Masked sample design variables were included for the first time on NAMCS and NHAMCS public use data files for survey year 2000. These design variables reflected the complex multi-stage sample design of the surveys and were intended for use with software such as SUDAAN that required such data for variance estimation. Following that release, NAMCS and NHAMCS public use files for 1993-1999 were re-released with masked design variables added.
Research was conducted comparing variance estimation for NAMCS and NHAMCS public use file data using different techniques, including SUDAAN’s with-replacement option, SUDAAN’s without-replacement option, generalized variance functions, and SAS PROC SURVEYMEANS. Multi-stage design variables were used to develop two new variables, CSTRATM and CPSUM, which could be used with analysis software employing an ultimate cluster design for estimating variance.The variances produced with these methods were compared with standard errors obtained for in-house files (which contain non-masked design variables), using SUDAAN’s without-replacement (WOR) option. This option takes into account the multiple sampling stages of the surveys.

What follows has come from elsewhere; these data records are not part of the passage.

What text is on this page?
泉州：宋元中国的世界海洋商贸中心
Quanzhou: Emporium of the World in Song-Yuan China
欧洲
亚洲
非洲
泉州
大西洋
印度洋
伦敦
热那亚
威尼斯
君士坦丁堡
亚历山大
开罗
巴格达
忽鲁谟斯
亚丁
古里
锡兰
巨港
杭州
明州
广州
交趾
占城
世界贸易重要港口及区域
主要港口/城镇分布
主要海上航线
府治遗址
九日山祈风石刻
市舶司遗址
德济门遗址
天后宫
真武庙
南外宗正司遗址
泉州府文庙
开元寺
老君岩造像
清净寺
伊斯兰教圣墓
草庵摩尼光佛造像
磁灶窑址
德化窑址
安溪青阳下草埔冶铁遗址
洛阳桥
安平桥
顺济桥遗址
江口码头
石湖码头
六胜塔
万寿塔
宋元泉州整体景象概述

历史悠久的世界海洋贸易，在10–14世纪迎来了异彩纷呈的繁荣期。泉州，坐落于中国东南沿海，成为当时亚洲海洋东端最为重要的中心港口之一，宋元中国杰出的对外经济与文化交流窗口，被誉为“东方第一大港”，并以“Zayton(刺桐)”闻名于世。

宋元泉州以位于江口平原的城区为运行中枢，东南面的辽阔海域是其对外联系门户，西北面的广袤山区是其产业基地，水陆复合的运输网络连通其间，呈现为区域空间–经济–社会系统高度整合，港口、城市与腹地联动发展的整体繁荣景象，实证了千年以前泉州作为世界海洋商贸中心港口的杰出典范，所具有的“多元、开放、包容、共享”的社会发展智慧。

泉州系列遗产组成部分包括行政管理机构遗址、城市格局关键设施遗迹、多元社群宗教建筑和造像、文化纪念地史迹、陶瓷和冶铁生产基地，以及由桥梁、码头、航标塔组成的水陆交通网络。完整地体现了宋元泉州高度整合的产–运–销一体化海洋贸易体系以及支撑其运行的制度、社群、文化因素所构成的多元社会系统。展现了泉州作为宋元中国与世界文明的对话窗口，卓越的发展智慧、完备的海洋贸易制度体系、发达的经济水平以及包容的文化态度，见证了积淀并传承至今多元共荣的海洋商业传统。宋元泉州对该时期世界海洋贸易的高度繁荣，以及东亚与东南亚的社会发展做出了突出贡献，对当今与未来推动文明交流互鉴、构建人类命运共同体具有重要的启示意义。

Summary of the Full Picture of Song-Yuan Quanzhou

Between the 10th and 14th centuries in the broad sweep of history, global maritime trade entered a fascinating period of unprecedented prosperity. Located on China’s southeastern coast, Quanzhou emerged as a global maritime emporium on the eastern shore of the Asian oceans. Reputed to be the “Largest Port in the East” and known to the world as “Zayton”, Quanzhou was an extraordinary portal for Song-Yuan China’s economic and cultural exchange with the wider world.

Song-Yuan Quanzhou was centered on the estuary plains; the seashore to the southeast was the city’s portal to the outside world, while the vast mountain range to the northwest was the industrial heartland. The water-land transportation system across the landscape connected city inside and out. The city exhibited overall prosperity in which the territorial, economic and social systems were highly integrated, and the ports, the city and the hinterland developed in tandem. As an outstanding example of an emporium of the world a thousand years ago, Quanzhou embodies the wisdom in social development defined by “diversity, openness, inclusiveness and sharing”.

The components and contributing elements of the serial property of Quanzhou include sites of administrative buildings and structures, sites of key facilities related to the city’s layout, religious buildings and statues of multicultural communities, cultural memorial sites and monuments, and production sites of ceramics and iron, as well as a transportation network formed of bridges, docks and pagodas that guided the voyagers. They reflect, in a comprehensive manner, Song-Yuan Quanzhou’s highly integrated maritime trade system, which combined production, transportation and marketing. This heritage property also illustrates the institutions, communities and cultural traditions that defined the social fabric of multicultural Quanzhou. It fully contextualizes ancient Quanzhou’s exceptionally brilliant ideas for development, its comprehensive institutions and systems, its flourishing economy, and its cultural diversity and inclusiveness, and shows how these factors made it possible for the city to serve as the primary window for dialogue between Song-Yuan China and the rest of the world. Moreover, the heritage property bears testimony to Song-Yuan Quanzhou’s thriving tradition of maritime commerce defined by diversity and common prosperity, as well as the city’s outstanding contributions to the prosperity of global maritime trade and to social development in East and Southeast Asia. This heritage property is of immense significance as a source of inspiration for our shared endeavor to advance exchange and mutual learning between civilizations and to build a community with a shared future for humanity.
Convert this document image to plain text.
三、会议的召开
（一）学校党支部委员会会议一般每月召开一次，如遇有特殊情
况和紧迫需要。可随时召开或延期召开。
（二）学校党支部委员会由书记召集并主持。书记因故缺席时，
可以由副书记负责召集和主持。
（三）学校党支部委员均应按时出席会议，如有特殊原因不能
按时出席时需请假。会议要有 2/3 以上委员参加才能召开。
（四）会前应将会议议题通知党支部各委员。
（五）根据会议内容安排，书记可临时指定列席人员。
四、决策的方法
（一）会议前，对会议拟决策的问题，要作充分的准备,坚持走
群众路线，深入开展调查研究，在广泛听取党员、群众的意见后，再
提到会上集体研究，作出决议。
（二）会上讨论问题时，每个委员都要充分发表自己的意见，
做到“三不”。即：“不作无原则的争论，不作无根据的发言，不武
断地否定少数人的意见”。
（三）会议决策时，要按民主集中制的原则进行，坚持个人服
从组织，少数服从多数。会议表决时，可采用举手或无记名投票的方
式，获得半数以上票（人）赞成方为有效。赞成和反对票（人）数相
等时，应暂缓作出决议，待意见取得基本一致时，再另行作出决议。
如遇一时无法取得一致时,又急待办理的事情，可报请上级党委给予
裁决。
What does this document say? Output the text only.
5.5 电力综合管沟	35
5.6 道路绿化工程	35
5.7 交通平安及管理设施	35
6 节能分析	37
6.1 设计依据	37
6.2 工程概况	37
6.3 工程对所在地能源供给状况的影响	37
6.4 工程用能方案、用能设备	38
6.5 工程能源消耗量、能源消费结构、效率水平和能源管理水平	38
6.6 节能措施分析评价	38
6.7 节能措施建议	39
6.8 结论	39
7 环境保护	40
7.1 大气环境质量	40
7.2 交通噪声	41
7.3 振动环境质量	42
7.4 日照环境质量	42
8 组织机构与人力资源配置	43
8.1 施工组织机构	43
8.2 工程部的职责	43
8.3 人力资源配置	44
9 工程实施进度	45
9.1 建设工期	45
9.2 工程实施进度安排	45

The use of the masked design variables with the three software applications yielded more accurate standard error estimates than those derived using the generalized variance functions. Standard errors obtained using both full design SUDAAN and the two ultimate cluster designs with masked survey design variables tended to slightly overstate in-house standard errors, on average. This tendency resulted in conservative tests of significance for the data analyzed in the study.
The results support the adoption of the new CSTRATM and CPSUM variables for variance estimation in general, as they were found to yield acceptable results and can be used with a wide variety of software.